Foster care. Children in foster care require special consent and privacy considerations. Although this area is highly dictated by state law, generally the state's department of social services can consent to health care for a child in the foster system. Typically, the state agency tries to involve the biological parents in health care decision-making if feasible but can make independent health care decisions if necessary through a consent executed by the biological parents. Practices are encouraged to obtain copies of these medical consents.

WHAT INFORMATION IS ACCESSIBLE BY PROXY IN THE PATIENT PORTAL?

Many practices have invested in portals where patients can securely communicate with their physicians and other care providers and view basic health information or test results. Parents or guardians may request access to their minor child's records through these systems.

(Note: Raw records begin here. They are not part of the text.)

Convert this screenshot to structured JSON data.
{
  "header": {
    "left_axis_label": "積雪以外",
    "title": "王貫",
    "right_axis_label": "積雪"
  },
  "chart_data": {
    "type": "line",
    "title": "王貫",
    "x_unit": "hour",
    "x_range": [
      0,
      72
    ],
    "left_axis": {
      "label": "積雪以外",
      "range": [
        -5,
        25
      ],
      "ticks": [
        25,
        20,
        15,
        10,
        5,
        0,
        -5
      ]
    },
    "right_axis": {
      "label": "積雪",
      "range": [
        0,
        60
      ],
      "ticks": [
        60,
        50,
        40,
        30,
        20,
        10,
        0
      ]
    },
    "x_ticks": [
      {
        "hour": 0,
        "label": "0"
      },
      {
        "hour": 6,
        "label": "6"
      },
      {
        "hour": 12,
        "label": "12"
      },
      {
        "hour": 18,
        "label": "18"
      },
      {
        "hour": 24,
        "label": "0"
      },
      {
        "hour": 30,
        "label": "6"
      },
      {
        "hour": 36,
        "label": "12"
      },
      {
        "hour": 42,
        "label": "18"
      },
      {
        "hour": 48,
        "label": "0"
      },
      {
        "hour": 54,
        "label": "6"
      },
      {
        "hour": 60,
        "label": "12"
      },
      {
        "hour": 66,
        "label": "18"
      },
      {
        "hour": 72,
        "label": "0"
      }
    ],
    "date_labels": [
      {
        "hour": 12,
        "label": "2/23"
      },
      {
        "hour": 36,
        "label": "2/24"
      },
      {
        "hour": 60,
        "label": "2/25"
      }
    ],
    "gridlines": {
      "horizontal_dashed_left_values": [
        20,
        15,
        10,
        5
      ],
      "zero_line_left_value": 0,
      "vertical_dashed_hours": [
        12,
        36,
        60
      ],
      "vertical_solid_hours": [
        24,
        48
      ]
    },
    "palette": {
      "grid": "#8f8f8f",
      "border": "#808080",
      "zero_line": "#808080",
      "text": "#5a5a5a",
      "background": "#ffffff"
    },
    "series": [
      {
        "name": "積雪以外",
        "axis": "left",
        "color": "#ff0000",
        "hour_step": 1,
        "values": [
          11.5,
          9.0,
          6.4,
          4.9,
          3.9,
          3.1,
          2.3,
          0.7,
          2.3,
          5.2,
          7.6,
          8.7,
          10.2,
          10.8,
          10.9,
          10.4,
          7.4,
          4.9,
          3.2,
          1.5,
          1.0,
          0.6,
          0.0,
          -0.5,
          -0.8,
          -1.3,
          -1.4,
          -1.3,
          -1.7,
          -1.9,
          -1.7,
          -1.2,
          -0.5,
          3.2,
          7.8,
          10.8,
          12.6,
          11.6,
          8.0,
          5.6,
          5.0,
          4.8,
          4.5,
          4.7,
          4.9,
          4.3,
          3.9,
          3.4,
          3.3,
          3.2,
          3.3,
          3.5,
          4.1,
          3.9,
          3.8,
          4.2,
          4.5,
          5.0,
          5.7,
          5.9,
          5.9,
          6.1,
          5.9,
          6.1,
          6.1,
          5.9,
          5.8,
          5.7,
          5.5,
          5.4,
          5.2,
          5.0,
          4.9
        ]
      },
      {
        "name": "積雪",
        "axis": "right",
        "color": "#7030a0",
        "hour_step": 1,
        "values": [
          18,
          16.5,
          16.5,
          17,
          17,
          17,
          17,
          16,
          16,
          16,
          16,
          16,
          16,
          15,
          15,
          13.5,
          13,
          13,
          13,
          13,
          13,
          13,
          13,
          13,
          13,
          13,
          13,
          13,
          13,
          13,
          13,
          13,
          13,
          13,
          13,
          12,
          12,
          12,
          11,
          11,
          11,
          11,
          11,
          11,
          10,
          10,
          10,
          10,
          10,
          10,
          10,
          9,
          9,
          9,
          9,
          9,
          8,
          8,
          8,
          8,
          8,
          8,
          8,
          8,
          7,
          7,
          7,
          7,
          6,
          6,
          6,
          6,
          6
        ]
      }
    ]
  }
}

HIPAA requires that practices verify the identity and authority of a requestor before giving access to protected health information.2 When a person seeks access to his or her own record, this process is fairly straightforward. Patients provide an email address and receive a message with a link they can follow to verify their identity and establish an account within the portal. But verifying identity and authority is more complicated when an adult requests access to a minor's record within the portal. For example, the adult would need to confirm he or she is a biological parent or legal guardian of the child and has authority to access the information because there is no separation agreement, divorce decree, or other legal document preventing access to the child's health information.

Each system can be configured differently, so practices should contact their portal vendor or their organization's IT staff to discuss how to grant proxy access to parents or guardians while preserving confidentiality for services minors can consent to on their own. For example, appointment scheduling, email communication with the practice, medications, lab results, and immunizations may be helpful for parents to access. However, certain information within these areas may need to be restricted. Minors receiving pregnancy tests, screenings for sexually transmitted infections, or prescriptions for mental health conditions or birth control, for which they legally consented on their own, need assurance that, if they desire to keep certain information confidential, it will not be made available to their parents through the portal.

Because many states permit minors to consent to certain services on their own prior to reaching the age of majority, health information associations often recommend health care organizations limit parental access to children's information at a predefined time. For example, if a state allows minors to begin consenting to certain services at age 14, a practice might begin limiting parental access to health information 30 days prior to the child's 14th birthday.3

IT'S COMPLICATED

While answering these four questions can help you discern who is entitled to what information regarding a minor patient, protecting adolescent privacy can still be complicated due to the relationships involved — parent-child, doctor-patient, and doctor-parent. Managing these relationships will require good listening skills, negotiation skills, empathy, and effective communication. Becoming familiar with your state laws governing minors' ability to consent to treatment and their impact on patient privacy is also critical, along with ensuring that staff are educated on these considerations. When in doubt, erring on the side of caution can help you avoid a privacy predicament.